Pressure to Endorse Use of Unproven Drugs for COVID-19 Threatens Public Confidence
Posted in News Release | Tagged chloroquine, clinical trials, COVID-19, experimental treatments, hydroxychloroquine
Media Contact
Karen Teber
km463@georgetown.edu
WASHINGTON (April 16, 2020) — The widespread use of experimental treatments for COVID-19, including the antimalarial drugs chloroquine and hydroxychloroquine, represents “ill-advised and uncontrolled human experimentation with unproven treatments,” say two former FDA chief scientists. Furthermore, political pressure or advocacy for specific experimental treatments, such as that surrounding the issuance of an Emergency Use Authorization (EUA) for chloroquine and hydroxychloroquine by FDA, threaten scientific integrity and public confidence.
In their JAMA Viewpoint published today, Georgetown University Medical Center’s Jesse L. Goodman, MD, MPH, and Luciana Borio, MD, acknowledge the urgency for new treatments and vaccines for COVID-19, but say the FDA’s EUA for chloroquine and hydroxychloroquine was based on unusually “scant and conflicting supporting evidence” and should trigger serious concerns. They note that “not only are there potential negative consequences from uncontrolled use of these drugs based on currently unconvincing data” but that “the integrity of governmental decision-making is increasingly coming under pressure, risking harm to both patients and to the public confidence needed to respond effectively to this pandemic.”
The two recall the widespread pressure for uncontrolled use of experimental therapies, including the antibody cocktail ZMapp, during the 2014 Ebola outbreak. By the time that drug was studied in a controlled clinical trial, the epidemic was waning and the trial terminated without a clear conclusion. “It took 4 years and another outbreak to learn that any potential benefit afforded by [ZMapp] was less than that of 2 similar treatments,” they write. As a result, they note, there is now broad consensus that the fastest way to assess whether experimental treatments work, even in a pandemic, is through controlled studies.
Goodman and Borio also write that there are other FDA mechanisms to make experimental drugs available outside of clinical trials, but that the granting of an EUA is an exceptional measure and a de facto government endorsement of a likely favorable benefit/risk ratio for a therapy. As such, issuance of an EUA is often erroneously interpreted by the public as an FDA “approval,” as has already been the case for the antimalarial drugs and COVID-19.
Goodman and Borio recommend three actions to preserve scientific integrity and public confidence.
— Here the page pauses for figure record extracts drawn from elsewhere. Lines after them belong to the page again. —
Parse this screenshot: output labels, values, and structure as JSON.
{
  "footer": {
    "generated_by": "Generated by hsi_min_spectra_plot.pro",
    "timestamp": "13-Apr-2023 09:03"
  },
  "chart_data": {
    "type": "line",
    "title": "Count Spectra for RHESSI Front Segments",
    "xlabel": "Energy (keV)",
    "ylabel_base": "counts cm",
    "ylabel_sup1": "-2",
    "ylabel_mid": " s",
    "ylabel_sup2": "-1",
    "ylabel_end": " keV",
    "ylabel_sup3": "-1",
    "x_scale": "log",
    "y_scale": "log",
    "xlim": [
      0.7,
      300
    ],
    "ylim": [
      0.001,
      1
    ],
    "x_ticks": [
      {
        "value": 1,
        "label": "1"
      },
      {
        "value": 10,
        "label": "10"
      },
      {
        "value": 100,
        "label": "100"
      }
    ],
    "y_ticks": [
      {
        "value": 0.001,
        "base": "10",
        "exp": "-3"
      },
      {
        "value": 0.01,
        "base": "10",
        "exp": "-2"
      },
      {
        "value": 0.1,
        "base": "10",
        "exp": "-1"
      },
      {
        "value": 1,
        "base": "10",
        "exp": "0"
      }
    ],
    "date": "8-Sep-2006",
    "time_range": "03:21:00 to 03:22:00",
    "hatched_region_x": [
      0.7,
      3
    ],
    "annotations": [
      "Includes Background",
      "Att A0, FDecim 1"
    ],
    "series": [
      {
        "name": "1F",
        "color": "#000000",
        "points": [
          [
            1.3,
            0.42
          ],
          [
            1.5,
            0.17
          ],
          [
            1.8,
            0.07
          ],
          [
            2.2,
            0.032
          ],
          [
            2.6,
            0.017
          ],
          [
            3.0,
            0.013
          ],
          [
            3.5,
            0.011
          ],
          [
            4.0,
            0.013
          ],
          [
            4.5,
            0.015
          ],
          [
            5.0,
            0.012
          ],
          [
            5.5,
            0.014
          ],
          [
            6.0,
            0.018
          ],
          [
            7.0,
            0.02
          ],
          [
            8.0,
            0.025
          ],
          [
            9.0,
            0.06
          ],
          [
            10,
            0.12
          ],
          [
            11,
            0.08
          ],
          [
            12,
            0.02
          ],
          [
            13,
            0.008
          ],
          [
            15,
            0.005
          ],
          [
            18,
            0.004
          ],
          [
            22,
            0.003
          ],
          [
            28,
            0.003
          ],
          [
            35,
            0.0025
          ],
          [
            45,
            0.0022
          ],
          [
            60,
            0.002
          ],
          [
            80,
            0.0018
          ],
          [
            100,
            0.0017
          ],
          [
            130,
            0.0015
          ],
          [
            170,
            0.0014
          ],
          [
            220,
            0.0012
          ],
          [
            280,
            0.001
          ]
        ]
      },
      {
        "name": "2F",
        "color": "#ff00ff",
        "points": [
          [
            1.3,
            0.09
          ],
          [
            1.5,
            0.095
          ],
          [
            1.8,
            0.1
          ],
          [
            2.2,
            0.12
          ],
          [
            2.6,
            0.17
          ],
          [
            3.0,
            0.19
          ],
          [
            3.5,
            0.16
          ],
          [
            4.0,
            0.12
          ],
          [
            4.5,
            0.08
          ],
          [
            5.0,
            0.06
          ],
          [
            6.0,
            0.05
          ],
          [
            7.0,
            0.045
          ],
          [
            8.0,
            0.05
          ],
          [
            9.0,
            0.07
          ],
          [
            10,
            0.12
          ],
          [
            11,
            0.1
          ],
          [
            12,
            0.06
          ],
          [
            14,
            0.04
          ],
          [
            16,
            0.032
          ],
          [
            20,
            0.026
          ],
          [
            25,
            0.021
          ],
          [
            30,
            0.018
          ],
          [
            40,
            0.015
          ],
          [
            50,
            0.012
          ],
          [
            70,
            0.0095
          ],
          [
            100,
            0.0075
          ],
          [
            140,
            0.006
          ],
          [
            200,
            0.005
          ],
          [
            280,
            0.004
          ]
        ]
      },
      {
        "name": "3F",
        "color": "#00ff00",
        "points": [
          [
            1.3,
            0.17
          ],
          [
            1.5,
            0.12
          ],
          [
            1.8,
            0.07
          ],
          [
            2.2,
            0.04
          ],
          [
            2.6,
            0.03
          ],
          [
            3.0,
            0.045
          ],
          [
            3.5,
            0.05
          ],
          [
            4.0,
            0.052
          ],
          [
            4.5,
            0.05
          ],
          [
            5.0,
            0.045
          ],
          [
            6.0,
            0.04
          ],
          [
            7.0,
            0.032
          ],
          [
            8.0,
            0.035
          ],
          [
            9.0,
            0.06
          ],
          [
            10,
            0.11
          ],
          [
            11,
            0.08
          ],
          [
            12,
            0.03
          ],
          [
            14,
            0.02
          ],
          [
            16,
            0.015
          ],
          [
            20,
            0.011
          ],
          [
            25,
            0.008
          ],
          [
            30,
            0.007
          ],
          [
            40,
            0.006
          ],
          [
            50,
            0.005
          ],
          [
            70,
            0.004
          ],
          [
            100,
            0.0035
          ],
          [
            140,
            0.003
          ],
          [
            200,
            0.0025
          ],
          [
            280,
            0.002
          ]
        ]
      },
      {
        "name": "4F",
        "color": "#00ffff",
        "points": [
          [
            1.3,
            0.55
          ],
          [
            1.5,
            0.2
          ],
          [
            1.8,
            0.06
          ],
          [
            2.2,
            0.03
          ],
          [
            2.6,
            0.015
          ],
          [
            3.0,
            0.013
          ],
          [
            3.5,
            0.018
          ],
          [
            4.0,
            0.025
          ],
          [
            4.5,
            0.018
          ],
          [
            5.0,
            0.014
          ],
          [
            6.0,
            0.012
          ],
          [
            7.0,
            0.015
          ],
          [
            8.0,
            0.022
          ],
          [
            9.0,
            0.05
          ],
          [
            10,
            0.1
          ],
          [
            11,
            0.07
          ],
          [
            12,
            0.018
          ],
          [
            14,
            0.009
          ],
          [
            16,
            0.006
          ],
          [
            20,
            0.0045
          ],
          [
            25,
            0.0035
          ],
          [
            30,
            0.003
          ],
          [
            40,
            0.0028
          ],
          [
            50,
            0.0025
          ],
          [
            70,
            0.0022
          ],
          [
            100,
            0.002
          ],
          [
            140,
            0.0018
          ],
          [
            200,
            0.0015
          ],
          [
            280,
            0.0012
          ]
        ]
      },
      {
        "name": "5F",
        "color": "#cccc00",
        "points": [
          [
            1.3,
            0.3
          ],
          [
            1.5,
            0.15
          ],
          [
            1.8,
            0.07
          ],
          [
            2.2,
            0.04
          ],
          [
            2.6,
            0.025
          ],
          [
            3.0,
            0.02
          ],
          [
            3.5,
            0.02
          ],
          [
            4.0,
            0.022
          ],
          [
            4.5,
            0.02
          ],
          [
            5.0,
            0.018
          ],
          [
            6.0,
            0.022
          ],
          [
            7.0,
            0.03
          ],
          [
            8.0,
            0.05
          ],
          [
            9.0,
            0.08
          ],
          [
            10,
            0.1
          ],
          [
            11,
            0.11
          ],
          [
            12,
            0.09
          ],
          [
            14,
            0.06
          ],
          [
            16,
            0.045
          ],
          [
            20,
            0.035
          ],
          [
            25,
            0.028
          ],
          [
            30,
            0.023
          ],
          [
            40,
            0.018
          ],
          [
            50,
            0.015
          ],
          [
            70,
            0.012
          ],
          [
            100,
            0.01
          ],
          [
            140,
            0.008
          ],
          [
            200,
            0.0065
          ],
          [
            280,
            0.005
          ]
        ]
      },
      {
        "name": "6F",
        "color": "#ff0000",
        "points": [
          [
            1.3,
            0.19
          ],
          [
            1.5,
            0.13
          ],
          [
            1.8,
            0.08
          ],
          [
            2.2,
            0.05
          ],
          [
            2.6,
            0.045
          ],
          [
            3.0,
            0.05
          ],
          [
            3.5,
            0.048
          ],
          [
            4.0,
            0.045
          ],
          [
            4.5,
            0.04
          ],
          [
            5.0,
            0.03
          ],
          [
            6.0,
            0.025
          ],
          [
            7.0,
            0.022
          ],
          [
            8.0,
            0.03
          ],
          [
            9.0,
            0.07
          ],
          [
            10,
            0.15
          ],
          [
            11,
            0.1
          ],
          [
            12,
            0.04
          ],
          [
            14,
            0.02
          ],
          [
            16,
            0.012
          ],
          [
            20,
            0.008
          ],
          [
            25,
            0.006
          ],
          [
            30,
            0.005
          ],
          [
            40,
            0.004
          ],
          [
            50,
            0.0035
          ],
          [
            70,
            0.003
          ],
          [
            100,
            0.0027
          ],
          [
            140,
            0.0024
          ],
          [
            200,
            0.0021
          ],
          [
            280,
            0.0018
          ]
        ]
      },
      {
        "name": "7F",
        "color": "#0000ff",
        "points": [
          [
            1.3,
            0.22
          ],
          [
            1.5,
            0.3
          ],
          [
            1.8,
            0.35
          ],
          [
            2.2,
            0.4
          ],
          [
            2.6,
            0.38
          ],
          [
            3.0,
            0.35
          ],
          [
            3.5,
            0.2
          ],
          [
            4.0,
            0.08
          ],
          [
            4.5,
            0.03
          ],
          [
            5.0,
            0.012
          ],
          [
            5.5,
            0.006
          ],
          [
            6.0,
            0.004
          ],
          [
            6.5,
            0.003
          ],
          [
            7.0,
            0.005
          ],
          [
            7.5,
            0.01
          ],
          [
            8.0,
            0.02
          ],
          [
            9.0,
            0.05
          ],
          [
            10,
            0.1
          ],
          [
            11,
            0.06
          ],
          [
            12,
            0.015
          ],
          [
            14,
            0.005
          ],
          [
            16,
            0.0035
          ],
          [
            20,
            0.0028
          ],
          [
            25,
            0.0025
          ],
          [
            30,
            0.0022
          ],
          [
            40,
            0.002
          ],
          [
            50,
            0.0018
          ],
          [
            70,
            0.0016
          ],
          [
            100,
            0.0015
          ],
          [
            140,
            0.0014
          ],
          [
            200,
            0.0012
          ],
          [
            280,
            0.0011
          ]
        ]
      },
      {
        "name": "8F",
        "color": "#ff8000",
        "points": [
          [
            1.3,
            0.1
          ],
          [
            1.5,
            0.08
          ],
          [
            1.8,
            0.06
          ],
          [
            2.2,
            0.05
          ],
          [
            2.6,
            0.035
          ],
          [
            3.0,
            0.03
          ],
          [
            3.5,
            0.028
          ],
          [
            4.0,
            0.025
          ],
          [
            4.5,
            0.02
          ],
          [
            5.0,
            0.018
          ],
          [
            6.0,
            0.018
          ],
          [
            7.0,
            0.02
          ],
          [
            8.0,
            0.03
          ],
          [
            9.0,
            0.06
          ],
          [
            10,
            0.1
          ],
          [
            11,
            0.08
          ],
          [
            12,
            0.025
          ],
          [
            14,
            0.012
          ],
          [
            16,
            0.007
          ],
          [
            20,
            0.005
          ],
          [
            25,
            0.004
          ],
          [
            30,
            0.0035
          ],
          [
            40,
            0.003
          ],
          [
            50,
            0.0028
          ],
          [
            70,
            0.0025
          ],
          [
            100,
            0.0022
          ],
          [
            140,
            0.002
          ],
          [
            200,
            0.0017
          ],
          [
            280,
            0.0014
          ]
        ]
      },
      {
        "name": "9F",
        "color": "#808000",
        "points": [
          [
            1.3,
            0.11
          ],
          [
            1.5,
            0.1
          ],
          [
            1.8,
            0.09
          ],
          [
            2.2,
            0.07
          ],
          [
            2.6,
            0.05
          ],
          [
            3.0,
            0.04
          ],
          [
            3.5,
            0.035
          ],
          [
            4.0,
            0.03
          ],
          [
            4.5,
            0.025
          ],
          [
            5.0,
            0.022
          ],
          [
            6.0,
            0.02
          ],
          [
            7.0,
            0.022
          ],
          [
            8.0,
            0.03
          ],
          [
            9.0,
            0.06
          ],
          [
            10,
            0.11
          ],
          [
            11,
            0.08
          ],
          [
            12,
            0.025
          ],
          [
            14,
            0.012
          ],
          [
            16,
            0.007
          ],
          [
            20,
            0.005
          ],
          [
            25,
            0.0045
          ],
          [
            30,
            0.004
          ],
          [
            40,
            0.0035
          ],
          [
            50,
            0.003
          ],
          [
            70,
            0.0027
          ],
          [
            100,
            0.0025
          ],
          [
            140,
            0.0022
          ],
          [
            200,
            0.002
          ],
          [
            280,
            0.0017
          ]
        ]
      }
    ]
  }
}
“First, the regulatory and research communities owe it to patients, families and clinicians to quickly learn what treatments are effective,” they write.
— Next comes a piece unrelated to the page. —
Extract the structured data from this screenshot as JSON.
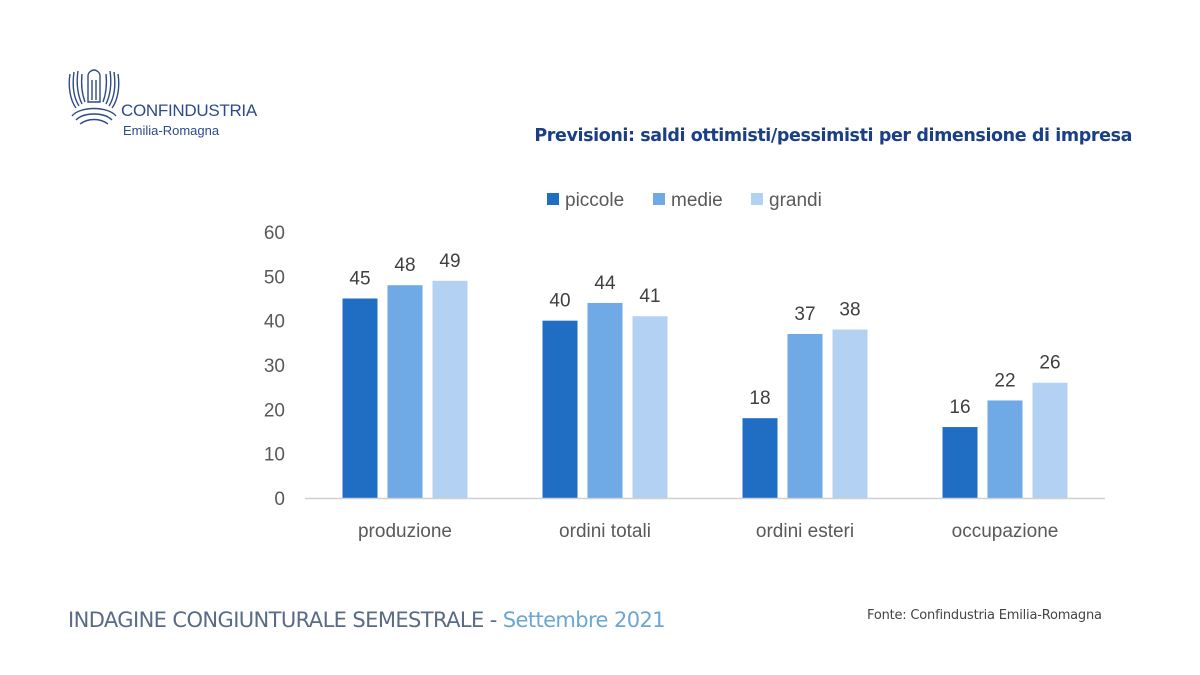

Randomized clinical trials are the fastest way to learn what works and to get safe and effective treatments to patients. Trials are already underway to evaluate a number of investigational drugs, including hydroxychloroquine. Enrollment is proceeding rapidly, and as Goodman and Borio explain, “The more effective a drug, the sooner the results will become apparent.”
“Second, it is important to optimize proven treatments that already exist, including supportive critical care,” they write, adding that emerging knowledge about and studies of critical care of COVID-19 patients can help medical professionals improve outcomes and reduce mortality.
“Third, and most important,” Goodman and Borio write, “it is critical to protect the integrity of, and resulting public trust in, the scientific and regulatory agencies and their advice and decisions. That trust will be needed once vaccines against COVID-19 become available and in future public health emergencies.”
Goodman is professor of medicine and infectious diseases at Georgetown University and was previously the U.S. FDA’s chief scientist. Borio is vice president of In-Q-Tel and was previously director for medical and biodefense preparedness policy at the U.S. National Security Council and, before that, acting chief scientist at FDA.
Goodman and Borio report having no personal financial interests related to their commentary. Complete disclosures can be found on the JAMA website.